When You Come to a Fork in the Road, TAKE IT by Yogi Berra, with Dave Kaplan – Great for Educators & Parents

If I didn’t wake up, I’d still be sleeping.

  • Bad things can happen, and often do when you leave things to chance. Usually, you’re late. “Being early and being prepared to me, that was a big part of doing my job. I’ve always been an early riser. I always get up at 6 A. M. no matter what time it is.”

Nobody goes there anymore, it’s too crowded.

  • It’s not just enough to have a great product. You need to find ways to reinforce customer loyalty. If you don’t do that, nobody will go there anymore. The original quote was in reference to a crowded restaurant that was losing customers due to the fact that it had cut back on customer service. The main point is that you need to constantly work to get better.

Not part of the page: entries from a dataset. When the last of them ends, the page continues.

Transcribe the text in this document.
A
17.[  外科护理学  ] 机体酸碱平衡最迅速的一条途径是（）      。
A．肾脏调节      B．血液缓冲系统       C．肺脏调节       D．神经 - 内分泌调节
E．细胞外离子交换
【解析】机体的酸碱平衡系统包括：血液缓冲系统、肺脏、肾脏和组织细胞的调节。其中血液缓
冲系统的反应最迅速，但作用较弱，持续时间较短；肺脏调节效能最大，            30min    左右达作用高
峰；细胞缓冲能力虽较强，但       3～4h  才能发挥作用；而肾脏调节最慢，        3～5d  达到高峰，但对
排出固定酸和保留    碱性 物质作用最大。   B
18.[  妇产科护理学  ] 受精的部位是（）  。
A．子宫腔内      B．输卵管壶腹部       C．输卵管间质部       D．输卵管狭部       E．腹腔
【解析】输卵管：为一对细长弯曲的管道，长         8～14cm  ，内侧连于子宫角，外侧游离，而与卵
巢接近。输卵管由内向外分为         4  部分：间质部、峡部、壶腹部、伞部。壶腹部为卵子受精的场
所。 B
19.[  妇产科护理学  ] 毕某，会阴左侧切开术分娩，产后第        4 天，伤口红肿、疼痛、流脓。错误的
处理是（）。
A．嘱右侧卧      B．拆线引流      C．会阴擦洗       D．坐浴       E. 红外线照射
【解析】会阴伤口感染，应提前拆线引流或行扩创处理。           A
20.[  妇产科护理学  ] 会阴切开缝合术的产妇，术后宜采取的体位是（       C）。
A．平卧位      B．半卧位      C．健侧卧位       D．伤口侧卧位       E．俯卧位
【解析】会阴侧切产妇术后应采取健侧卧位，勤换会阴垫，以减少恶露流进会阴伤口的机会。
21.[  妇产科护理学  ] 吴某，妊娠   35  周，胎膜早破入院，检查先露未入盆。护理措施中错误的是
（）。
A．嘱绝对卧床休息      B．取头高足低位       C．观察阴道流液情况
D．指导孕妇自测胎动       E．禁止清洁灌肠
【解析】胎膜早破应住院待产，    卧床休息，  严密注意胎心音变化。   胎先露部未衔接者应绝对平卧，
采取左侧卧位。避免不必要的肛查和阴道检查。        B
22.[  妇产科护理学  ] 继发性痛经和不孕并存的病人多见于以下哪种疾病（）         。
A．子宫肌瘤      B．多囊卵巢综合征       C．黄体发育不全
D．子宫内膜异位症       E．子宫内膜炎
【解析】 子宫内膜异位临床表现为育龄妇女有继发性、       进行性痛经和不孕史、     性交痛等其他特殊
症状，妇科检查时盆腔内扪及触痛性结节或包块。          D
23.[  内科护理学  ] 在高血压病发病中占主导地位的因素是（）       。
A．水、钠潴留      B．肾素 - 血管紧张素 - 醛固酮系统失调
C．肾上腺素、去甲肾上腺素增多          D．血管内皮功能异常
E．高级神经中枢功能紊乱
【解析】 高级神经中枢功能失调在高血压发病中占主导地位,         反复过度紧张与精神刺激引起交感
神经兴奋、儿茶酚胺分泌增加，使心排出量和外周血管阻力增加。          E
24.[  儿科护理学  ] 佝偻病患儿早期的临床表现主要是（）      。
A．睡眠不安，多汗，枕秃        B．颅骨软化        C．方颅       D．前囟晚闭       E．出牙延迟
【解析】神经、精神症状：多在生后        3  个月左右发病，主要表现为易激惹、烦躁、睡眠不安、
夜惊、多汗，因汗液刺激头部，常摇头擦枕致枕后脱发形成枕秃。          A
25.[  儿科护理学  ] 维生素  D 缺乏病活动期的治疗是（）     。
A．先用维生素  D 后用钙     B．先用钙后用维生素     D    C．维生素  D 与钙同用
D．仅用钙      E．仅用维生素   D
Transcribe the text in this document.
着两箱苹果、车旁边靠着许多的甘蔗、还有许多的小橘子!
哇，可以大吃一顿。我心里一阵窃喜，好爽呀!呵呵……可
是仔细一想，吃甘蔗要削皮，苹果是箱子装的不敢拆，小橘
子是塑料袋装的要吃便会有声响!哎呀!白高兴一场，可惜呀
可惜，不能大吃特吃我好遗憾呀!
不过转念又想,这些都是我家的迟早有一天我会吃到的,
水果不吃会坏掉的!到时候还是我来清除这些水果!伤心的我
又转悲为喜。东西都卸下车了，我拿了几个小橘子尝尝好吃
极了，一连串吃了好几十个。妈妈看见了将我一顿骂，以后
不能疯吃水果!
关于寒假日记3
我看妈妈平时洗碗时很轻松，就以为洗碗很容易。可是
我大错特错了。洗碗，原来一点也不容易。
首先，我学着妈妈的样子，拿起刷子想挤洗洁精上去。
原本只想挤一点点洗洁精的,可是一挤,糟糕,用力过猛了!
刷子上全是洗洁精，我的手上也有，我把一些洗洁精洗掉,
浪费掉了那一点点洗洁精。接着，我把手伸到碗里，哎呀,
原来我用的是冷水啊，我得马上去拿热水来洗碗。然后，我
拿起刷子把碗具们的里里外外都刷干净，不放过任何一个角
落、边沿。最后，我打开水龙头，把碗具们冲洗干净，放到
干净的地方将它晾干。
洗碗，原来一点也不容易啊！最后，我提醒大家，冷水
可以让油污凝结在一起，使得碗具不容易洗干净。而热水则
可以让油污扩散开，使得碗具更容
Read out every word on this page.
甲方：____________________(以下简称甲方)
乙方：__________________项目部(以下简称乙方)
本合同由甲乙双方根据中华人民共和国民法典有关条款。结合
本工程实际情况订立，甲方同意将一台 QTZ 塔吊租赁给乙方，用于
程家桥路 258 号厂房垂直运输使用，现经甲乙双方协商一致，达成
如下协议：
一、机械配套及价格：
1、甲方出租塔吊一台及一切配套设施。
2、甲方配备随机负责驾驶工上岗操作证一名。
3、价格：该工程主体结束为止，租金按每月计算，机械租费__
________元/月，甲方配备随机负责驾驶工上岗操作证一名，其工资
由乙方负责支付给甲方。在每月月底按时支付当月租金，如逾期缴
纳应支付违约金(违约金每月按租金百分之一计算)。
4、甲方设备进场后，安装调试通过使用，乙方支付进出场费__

So I’m ugly. So what? I don’t hit with my face.

  • The way you look shouldn’t affect what you do in life. As Abraham Lincoln use to say, “If people say I’m two-faced, why would I use this one?” Due to his looks, Yogi suffered a lot of insults. They only made him more determined to play harder. He found it to be a test of character. If you ever show someone that they are getting to you, you’re dead. Ignore. That’s what you gotta do, ignore.

There is always some kid who may be seeing me for the first or last time. I owe him my best.

  • Yogi played with Joe DiMaggio for the last five years of Joe’s career. For Yogi he was the type of mentor that we all need. He helped Yogi understand the importance of playing hard and playing hurt and what it was to be part of a team. Like Yogi, DiMaggio was the son of Italian immigrants and didn’t finish school. He understood his value to the team and fought for every dollar at contract time. He was also generous to other players who made less than he did.

Usually when you get one of these you’re dead or gone.

  • Yogi said this in reference to the opening of the Yogi Berra Museum and Education Center. Yogi gave all of the proceeds from a special day the Yankees had for him to the Lou Gehrig scholarship fund at Columbia University. Since baseball gave him more than he ever hoped for, he has always wanted to give something back and he hopes that others who are well off will do the same.

Only In America

  • Yogi tells the story of how his father and his friend Giovanni Garagiola gave up tenant farming in northern Italy to come to St. Louis to work making bricks. They bought identical houses across the street from each other in the Little Italy section. Their sons, Joe Garagiola and Yogi, both became major leaguers and Joe went on to a career in broadcasting. What are the odds? As Yogi says, only in America.

I’d see if I could find the guy that lost it, and if he was poor, I’d give it back.

  • People ask me about the business of baseball as if I’d gotten an MBA in 8th grade. I say that on good ball clubs and in good companies you need team players. You need everyone to perform and feel important. A lot of organizations aren’t good at crediting or rewarding their valuable people. Without them, you don’t succeed.

I’d rather be the Yankee catcher then the president.

  • Yogi has met all of the presidents from Eisenhower, who he fought for on D-Day, to George W. Bush. Many have quoted him and his déjà vu line even came up during Clinton’s impeachment hearings. George W. Bush, who was known for his malapropisms, carried a book of Yogi’s quotes and said Yogi would be a good press spokesman because he could always say, “I really didn’t say everything I said.”

Most people know me by my face.

  • Although Yogi doesn’t feel famous he has adapted to being famous. He always tries to be cooperative with the media and fans and act in a responsible way. He just tries to treat everyone the same, whether it’s the guy pumping gas or the vice president of a bank.

I love movies when I like them.

  • When he was growing up there was no TV and they never went on vacation. Movies captured his imagination and took him to places he could never see. He would see pictures for a nickel on Sundays. Later in life he even got paid to do movie reviews.